Je soupire, vipérine, en les regardant s’affrairer. Quel ennui. Pathétique petites âmes qui s’agitent. Et pourtant, je fais bonne figure, je souris, me rend utile, mais diantre ce qu’ils peuvent m’exaspérer. Une bande de pauvres créatures sans consistance. Entre le vieux qui court après sa jeunette en cloque jusqu’aux yeux. D’ailleurs, j’allais devoir supporter le cris des mioches si ils restaient là. Deux grecs aussi imbéciles l’un que l’autre a se coller comme des sangsues.

Le type avait un air niais des plus surfait a couver sa sœur et baver sur une blondasse aussi fade qu’un brin d’herbe, et la frangine avait tout a fait le type traumatisée de la vie que l’on a forcé a ouvrir les cuisses. La dessus, une gamine droguée jusqu’aux yeux, enceinte du gastéropodes grecs. Décidément, ils avaient la queue chaudes ceux là. Quel ennui. Je les regardais gesticuler en priant le ciel pour qu’ils s’étouffent avec leur propres conneries tant cela en devenait insupportable.

Ils m’agaçaient. Une horde de cloporte qui m’insupportais particulièrement. Songeais je en me servant un café avant de lever les yeux sur la porte. Tiens, le lombric russe qui ne cessait de roucouler après son bibendum de femme prête a mettre bas. La ligaturassions des trompes était pourtant chose courante de nos jours. Et a son âge, était il encore capable de procréer ?

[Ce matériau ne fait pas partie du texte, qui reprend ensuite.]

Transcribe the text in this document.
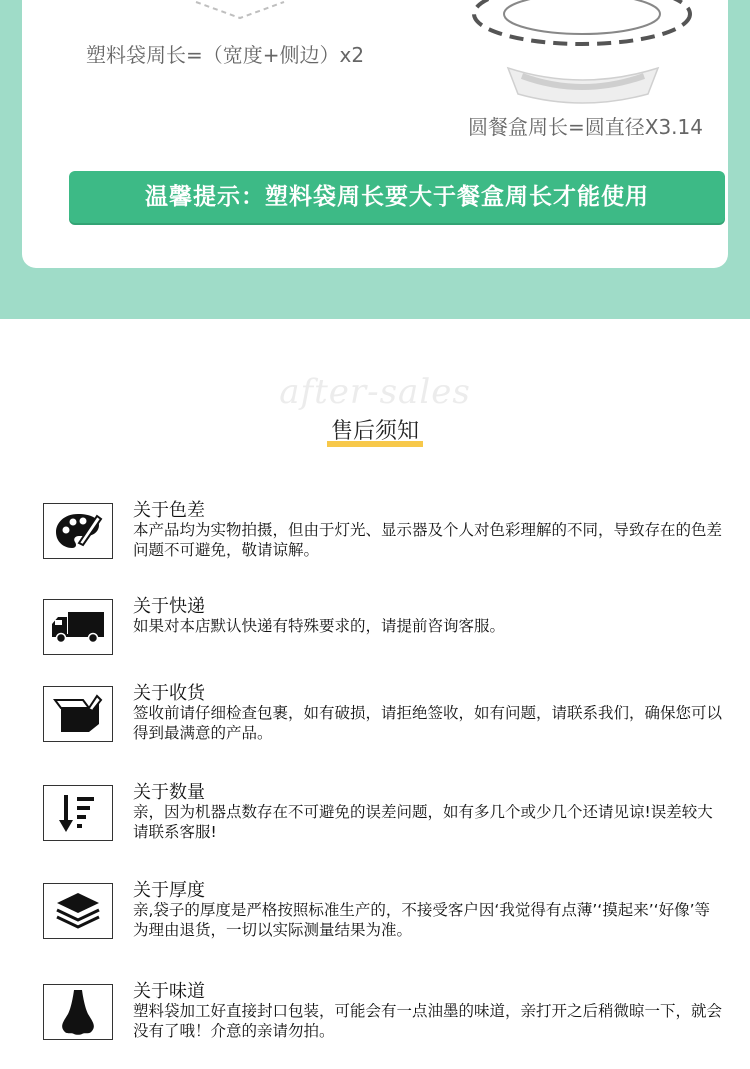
塑料袋周长=（宽度+侧边）x2
圆餐盒周长=圆直径X3.14
温馨提示：塑料袋周长要大于餐盒周长才能使用
after-sales
售后须知
关于色差
本产品均为实物拍摄，但由于灯光、显示器及个人对色彩理解的不同，导致存在的色差问题不可避免，敬请谅解。
关于快递
如果对本店默认快递有特殊要求的，请提前咨询客服。
关于收货
签收前请仔细检查包裹，如有破损，请拒绝签收，如有问题，请联系我们，确保您可以得到最满意的产品。
关于数量
亲，因为机器点数存在不可避免的误差问题，如有多几个或少几个还请见谅!误差较大请联系客服!
关于厚度
亲,袋子的厚度是严格按照标准生产的，不接受客户因‘我觉得有点薄’‘摸起来’‘好像’等为理由退货，一切以实际测量结果为准。
关于味道
塑料袋加工好直接封口包装，可能会有一点油墨的味道，亲打开之后稍微晾一下，就会没有了哦！介意的亲请勿拍。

Cependant, mon visage se fit avenant, et un sourire ombra mes lèvres. Un peu timide.

« Bonjour Alexeï. Vous voulez un café ? Il y en a du frais si vous voulez. »

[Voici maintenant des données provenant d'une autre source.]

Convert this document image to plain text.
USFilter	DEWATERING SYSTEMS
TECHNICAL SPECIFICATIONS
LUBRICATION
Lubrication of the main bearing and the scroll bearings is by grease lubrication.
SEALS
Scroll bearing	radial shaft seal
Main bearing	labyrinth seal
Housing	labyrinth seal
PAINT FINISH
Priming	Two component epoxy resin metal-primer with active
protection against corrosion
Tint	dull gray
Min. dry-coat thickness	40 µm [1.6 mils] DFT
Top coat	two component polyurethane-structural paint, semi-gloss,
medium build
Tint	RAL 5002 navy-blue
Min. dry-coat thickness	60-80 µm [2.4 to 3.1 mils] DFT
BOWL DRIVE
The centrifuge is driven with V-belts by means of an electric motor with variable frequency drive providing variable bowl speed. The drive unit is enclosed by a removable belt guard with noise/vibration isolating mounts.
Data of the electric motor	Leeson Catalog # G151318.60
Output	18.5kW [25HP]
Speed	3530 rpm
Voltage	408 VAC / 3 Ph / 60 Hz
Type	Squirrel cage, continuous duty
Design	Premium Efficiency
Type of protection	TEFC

Voix de miel, tranquille alors que je lui montrais la cafetière a gaz que je tenais d’une main. Il m'agaçait aussi celui là. Se prendre pour un manipulateur en puissance ? Laissez moi rire. Il ne savait pas ce que c'était que de tisser une toile, oserais je lui démontrer ?

Et bien puisque vous m’ennuyez, nous allons jouer.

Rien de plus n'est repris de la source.